Unfortunately, after reading their descriptions of the various “dark” patterns, I am quite worried that this site could do more harm than good if it gets broad traction.
While it has a few notes here and there disclaiming people’s preferences and fun, mostly it heavily over-identifies “dark” patterns. It doesn’t make it clear enough to the non-gaming friends/spouses/parents of the gamer that these patterns aren’t by default “dark”.
It over-classifies many forms of difficulty, mastery, complexity, routines, socializing, and more as “dark”. I hope this website doesn’t gain traction in its current state, because if it does it could further a moral panic around many games that people enjoy. Based on their descriptions, this panic would likely be even more focused on games that neurodivergent people enjoy, because of course…

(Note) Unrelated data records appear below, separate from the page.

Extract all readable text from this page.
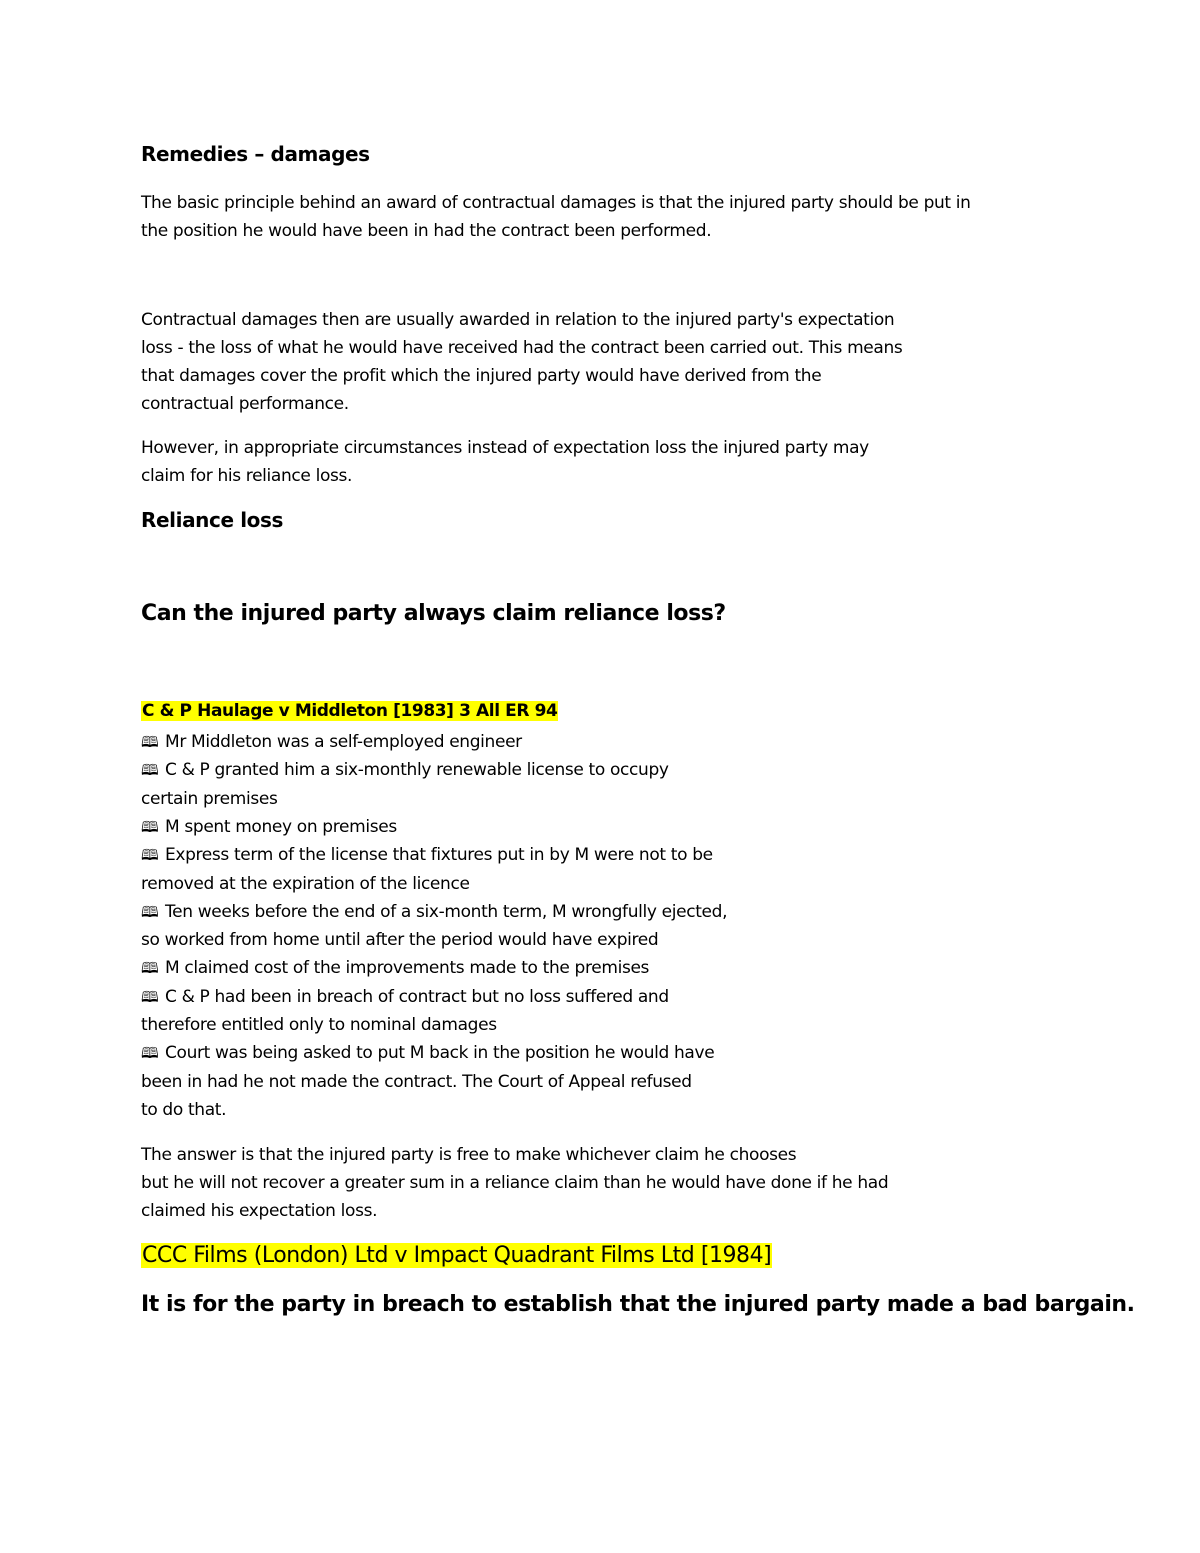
Remedies – damages
The basic principle behind an award of contractual damages is that the injured party should be put in
the position he would have been in had the contract been performed.
Contractual damages then are usually awarded in relation to the injured party's expectation
loss - the loss of what he would have received had the contract been carried out. This means
that damages cover the profit which the injured party would have derived from the
contractual performance.
However, in appropriate circumstances instead of expectation loss the injured party may
claim for his reliance loss.
Reliance loss
Can the injured party always claim reliance loss?
C & P Haulage v Middleton [1983] 3 All ER 94
🕮 Mr Middleton was a self-employed engineer
🕮 C & P granted him a six-monthly renewable license to occupy
certain premises
🕮 M spent money on premises
🕮 Express term of the license that fixtures put in by M were not to be
removed at the expiration of the licence
🕮 Ten weeks before the end of a six-month term, M wrongfully ejected,
so worked from home until after the period would have expired
🕮 M claimed cost of the improvements made to the premises
🕮 C & P had been in breach of contract but no loss suffered and
therefore entitled only to nominal damages
🕮 Court was being asked to put M back in the position he would have
been in had he not made the contract. The Court of Appeal refused
to do that.
The answer is that the injured party is free to make whichever claim he chooses
but he will not recover a greater sum in a reliance claim than he would have done if he had
claimed his expectation loss.
CCC Films (London) Ltd v Impact Quadrant Films Ltd [1984]
It is for the party in breach to establish that the injured party made a bad bargain.
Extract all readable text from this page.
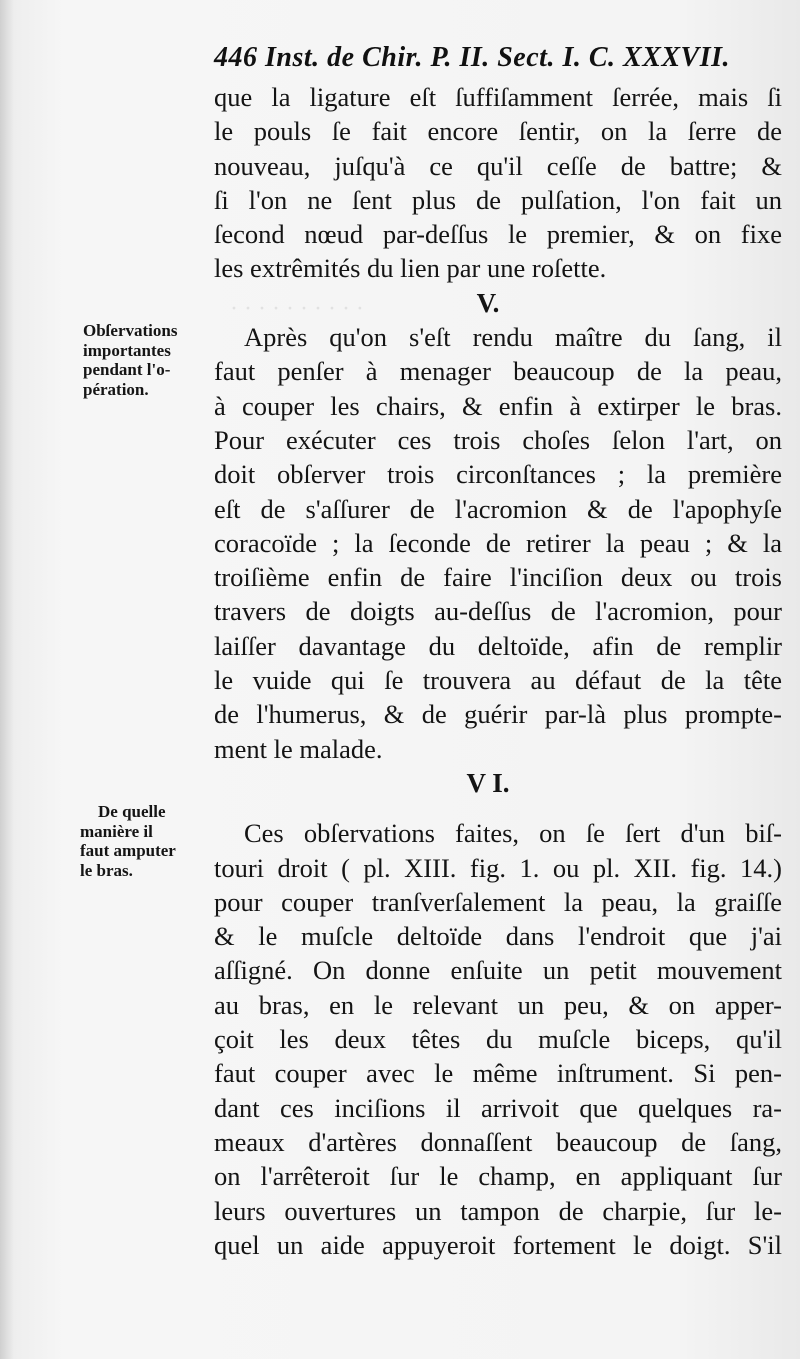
· · · · · · · · · ·
446 Inst. de Chir. P. II. Sect. I. C. XXXVII.
Obſervations
importantes
pendant l'o-
pération.
De quelle
manière il
faut amputer
le bras.
que la ligature eſt ſuffiſamment ſerrée, mais ſi
le pouls ſe fait encore ſentir, on la ſerre de
nouveau, juſqu'à ce qu'il ceſſe de battre; &
ſi l'on ne ſent plus de pulſation, l'on fait un
ſecond nœud par-deſſus le premier, & on fixe
les extrêmités du lien par une roſette.
V.
Après qu'on s'eſt rendu maître du ſang, il
faut penſer à menager beaucoup de la peau,
à couper les chairs, & enfin à extirper le bras.
Pour exécuter ces trois choſes ſelon l'art, on
doit obſerver trois circonſtances ; la première
eſt de s'aſſurer de l'acromion & de l'apophyſe
coracoïde ; la ſeconde de retirer la peau ; & la
troiſième enfin de faire l'inciſion deux ou trois
travers de doigts au-deſſus de l'acromion, pour
laiſſer davantage du deltoïde, afin de remplir
le vuide qui ſe trouvera au défaut de la tête
de l'humerus, & de guérir par-là plus prompte-
ment le malade.
V I.
Ces obſervations faites, on ſe ſert d'un biſ-
touri droit ( pl. XIII. fig. 1. ou pl. XII. fig. 14.)
pour couper tranſverſalement la peau, la graiſſe
& le muſcle deltoïde dans l'endroit que j'ai
aſſigné. On donne enſuite un petit mouvement
au bras, en le relevant un peu, & on apper-
çoit les deux têtes du muſcle biceps, qu'il
faut couper avec le même inſtrument. Si pen-
dant ces inciſions il arrivoit que quelques ra-
meaux d'artères donnaſſent beaucoup de ſang,
on l'arrêteroit ſur le champ, en appliquant ſur
leurs ouvertures un tampon de charpie, ſur le-
quel un aide appuyeroit fortement le doigt. S'il
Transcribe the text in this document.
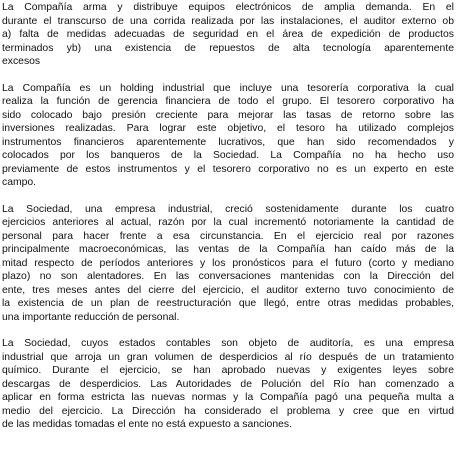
La Compañía arma y distribuye equipos electrónicos de amplia demanda. En el
durante el transcurso de una corrida realizada por las instalaciones, el auditor externo ob
a) falta de medidas adecuadas de seguridad en el área de expedición de productos
terminados yb) una existencia de repuestos de alta tecnología aparentemente
excesos
La Compañía es un holding industrial que incluye una tesorería corporativa la cual
realiza la función de gerencia financiera de todo el grupo. El tesorero corporativo ha
sido colocado bajo presión creciente para mejorar las tasas de retorno sobre las
inversiones realizadas. Para lograr este objetivo, el tesoro ha utilizado complejos
instrumentos financieros aparentemente lucrativos, que han sido recomendados y
colocados por los banqueros de la Sociedad. La Compañía no ha hecho uso
previamente de estos instrumentos y el tesorero corporativo no es un experto en este
campo.
La Sociedad, una empresa industrial, creció sostenidamente durante los cuatro
ejercicios anteriores al actual, razón por la cual incrementó notoriamente la cantidad de
personal para hacer frente a esa circunstancia. En el ejercicio real por razones
principalmente macroeconómicas, las ventas de la Compañía han caído más de la
mitad respecto de períodos anteriores y los pronósticos para el futuro (corto y mediano
plazo) no son alentadores. En las conversaciones mantenidas con la Dirección del
ente, tres meses antes del cierre del ejercicio, el auditor externo tuvo conocimiento de
la existencia de un plan de reestructuración que llegó, entre otras medidas probables,
una importante reducción de personal.
La Sociedad, cuyos estados contables son objeto de auditoría, es una empresa
industrial que arroja un gran volumen de desperdicios al río después de un tratamiento
químico. Durante el ejercicio, se han aprobado nuevas y exigentes leyes sobre
descargas de desperdicios. Las Autoridades de Polución del Río han comenzado a
aplicar en forma estricta las nuevas normas y la Compañía pagó una pequeña multa a
medio del ejercicio. La Dirección ha considerado el problema y cree que en virtud
de las medidas tomadas el ente no está expuesto a sanciones.
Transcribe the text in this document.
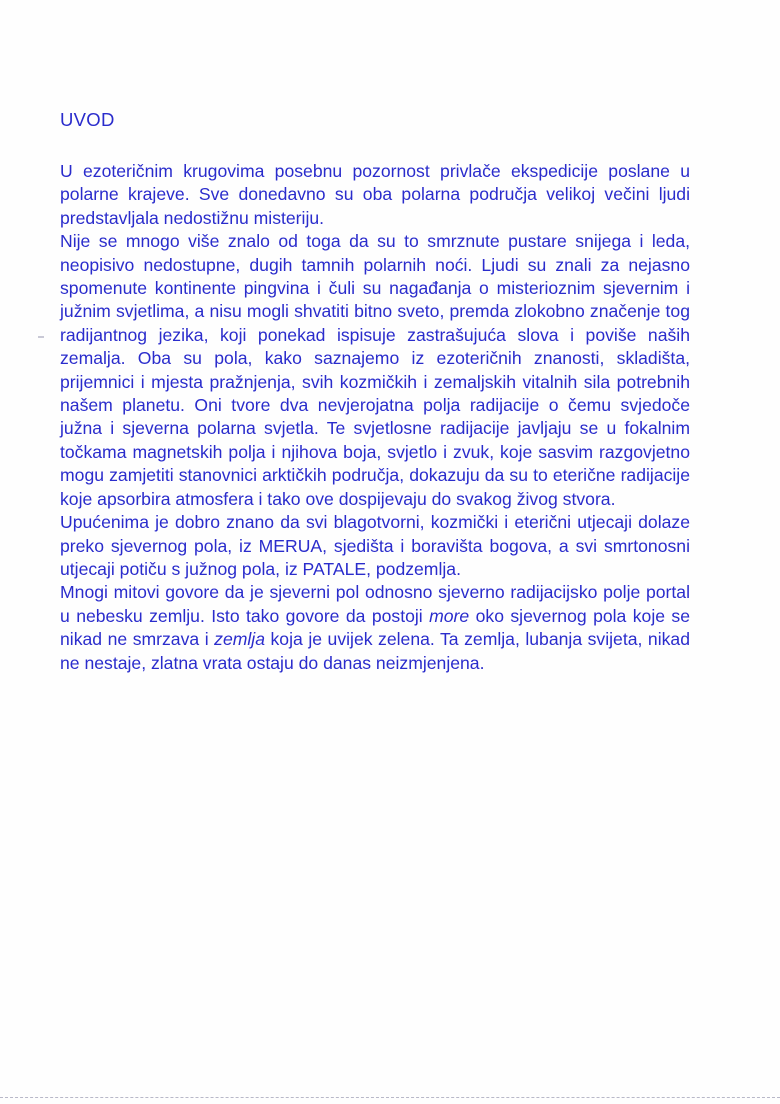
UVOD

U ezoteričnim krugovima posebnu pozornost privlače ekspedicije poslane u polarne krajeve. Sve donedavno su oba polarna područja velikoj večini ljudi predstavljala nedostižnu misteriju.

Nije se mnogo više znalo od toga da su to smrznute pustare snijega i leda, neopisivo nedostupne, dugih tamnih polarnih noći. Ljudi su znali za nejasno spomenute kontinente pingvina i čuli su nagađanja o misterioznim sjevernim i južnim svjetlima, a nisu mogli shvatiti bitno sveto, premda zlokobno značenje tog radijantnog jezika, koji ponekad ispisuje zastrašujuća slova i poviše naših zemalja. Oba su pola, kako saznajemo iz ezoteričnih znanosti, skladišta, prijemnici i mjesta pražnjenja, svih kozmičkih i zemaljskih vitalnih sila potrebnih našem planetu. Oni tvore dva nevjerojatna polja radijacije o čemu svjedoče južna i sjeverna polarna svjetla. Te svjetlosne radijacije javljaju se u fokalnim točkama magnetskih polja i njihova boja, svjetlo i zvuk, koje sasvim razgovjetno mogu zamjetiti stanovnici arktičkih područja, dokazuju da su to eterične radijacije koje apsorbira atmosfera i tako ove dospijevaju do svakog živog stvora.

Upućenima je dobro znano da svi blagotvorni, kozmički i eterični utjecaji dolaze preko sjevernog pola, iz MERUA, sjedišta i boravišta bogova, a svi smrtonosni utjecaji potiču s južnog pola, iz PATALE, podzemlja.

Mnogi mitovi govore da je sjeverni pol odnosno sjeverno radijacijsko polje portal u nebesku zemlju. Isto tako govore da postoji more oko sjevernog pola koje se nikad ne smrzava i zemlja koja je uvijek zelena. Ta zemlja, lubanja svijeta, nikad ne nestaje, zlatna vrata ostaju do danas neizmjenjena.
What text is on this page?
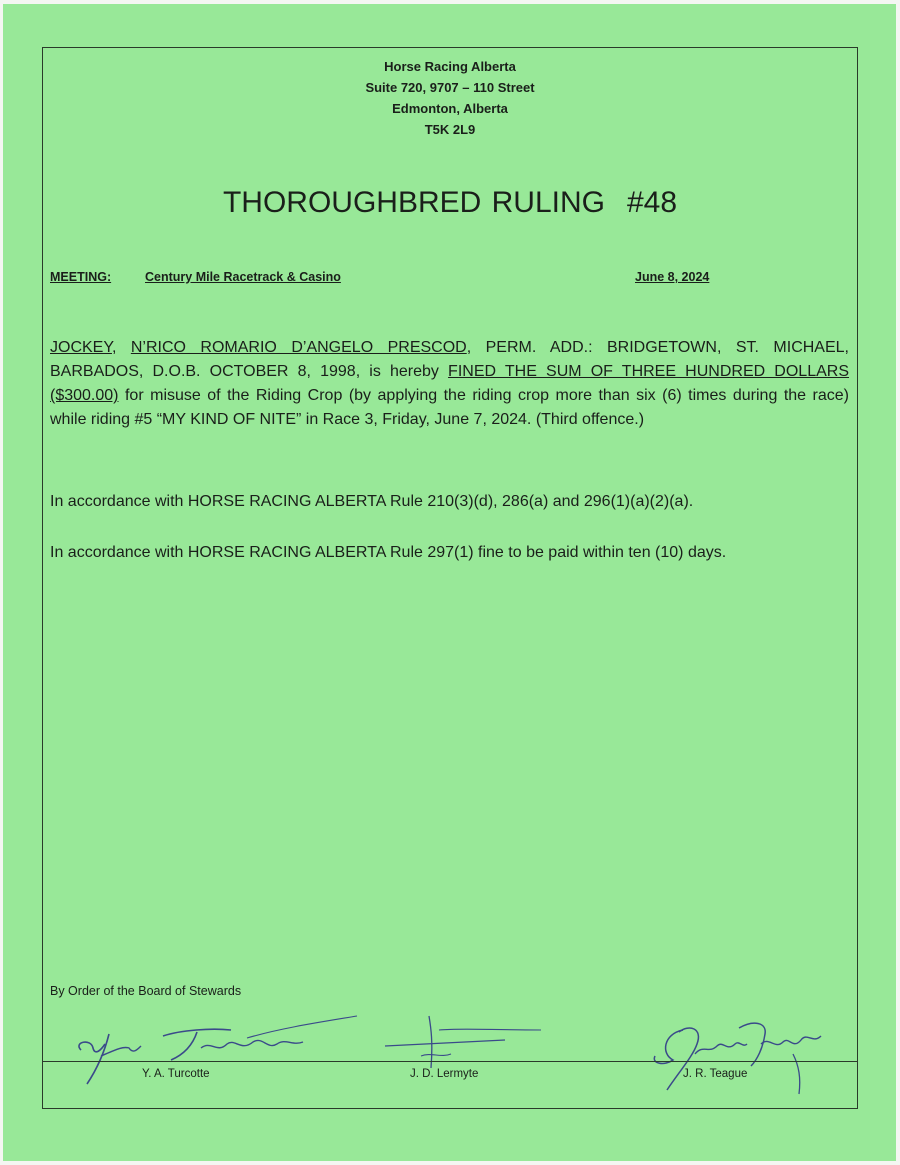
Horse Racing Alberta
Suite 720, 9707 – 110 Street
Edmonton, Alberta
T5K 2L9
THOROUGHBRED RULING #48
MEETING:	Century Mile Racetrack & Casino	June 8, 2024
JOCKEY, N’RICO ROMARIO D’ANGELO PRESCOD, PERM. ADD.: BRIDGETOWN, ST. MICHAEL, BARBADOS, D.O.B. OCTOBER 8, 1998, is hereby FINED THE SUM OF THREE HUNDRED DOLLARS ($300.00) for misuse of the Riding Crop (by applying the riding crop more than six (6) times during the race) while riding #5 “MY KIND OF NITE” in Race 3, Friday, June 7, 2024. (Third offence.)
In accordance with HORSE RACING ALBERTA Rule 210(3)(d), 286(a) and 296(1)(a)(2)(a).
In accordance with HORSE RACING ALBERTA Rule 297(1) fine to be paid within ten (10) days.
By Order of the Board of Stewards
Y. A. Turcotte	J. D. Lermyte	J. R. Teague
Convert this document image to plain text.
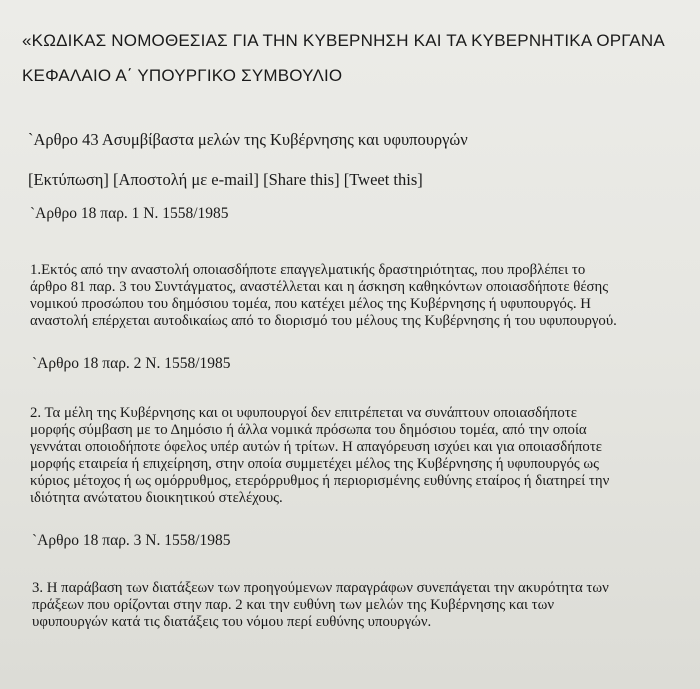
«ΚΩΔΙΚΑΣ ΝΟΜΟΘΕΣΙΑΣ ΓΙΑ ΤΗΝ ΚΥΒΕΡΝΗΣΗ ΚΑΙ ΤΑ ΚΥΒΕΡΝΗΤΙΚΑ ΟΡΓΑΝΑ
ΚΕΦΑΛΑΙΟ Α΄ ΥΠΟΥΡΓΙΚΟ ΣΥΜΒΟΥΛΙΟ
`Αρθρο 43 Ασυμβίβαστα μελών της Κυβέρνησης και υφυπουργών
[Εκτύπωση] [Αποστολή με e-mail] [Share this] [Tweet this]
`Αρθρο 18 παρ. 1 Ν. 1558/1985
1.Εκτός από την αναστολή οποιασδήποτε επαγγελματικής δραστηριότητας, που προβλέπει το
άρθρο 81 παρ. 3 του Συντάγματος, αναστέλλεται και η άσκηση καθηκόντων οποιασδήποτε θέσης
νομικού προσώπου του δημόσιου τομέα, που κατέχει μέλος της Κυβέρνησης ή υφυπουργός. Η
αναστολή επέρχεται αυτοδικαίως από το διορισμό του μέλους της Κυβέρνησης ή του υφυπουργού.
`Αρθρο 18 παρ. 2 Ν. 1558/1985
2. Τα μέλη της Κυβέρνησης και οι υφυπουργοί δεν επιτρέπεται να συνάπτουν οποιασδήποτε
μορφής σύμβαση με το Δημόσιο ή άλλα νομικά πρόσωπα του δημόσιου τομέα, από την οποία
γεννάται οποιοδήποτε όφελος υπέρ αυτών ή τρίτων. Η απαγόρευση ισχύει και για οποιασδήποτε
μορφής εταιρεία ή επιχείρηση, στην οποία συμμετέχει μέλος της Κυβέρνησης ή υφυπουργός ως
κύριος μέτοχος ή ως ομόρρυθμος, ετερόρρυθμος ή περιορισμένης ευθύνης εταίρος ή διατηρεί την
ιδιότητα ανώτατου διοικητικού στελέχους.
`Αρθρο 18 παρ. 3 Ν. 1558/1985
3. Η παράβαση των διατάξεων των προηγούμενων παραγράφων συνεπάγεται την ακυρότητα των
πράξεων που ορίζονται στην παρ. 2 και την ευθύνη των μελών της Κυβέρνησης και των
υφυπουργών κατά τις διατάξεις του νόμου περί ευθύνης υπουργών.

Moral panic about video games in the past has been an excuse to bully people, often kids in the past, but more and more adults as well.
Lost me at mobile games. However, it’s nice to have definitions for why games are shitty when I tell my friends I’m not interested in the new flavor of the month.
Yeah, the fact it’s only mobile games surprised me a bit, especially since they don’t seem to mention it anywhere until you see the only platform filters are iOS and Android.
There are several games I have a small interest in but from companies I don’t trust much, so a review of the potential manipulation tactics in those might have been useful to me.
I don’t play mobile games though. This is unfortunately not at all exclusive to mobile.
Edit : just saw the notice about other platforms coming. Makes sense.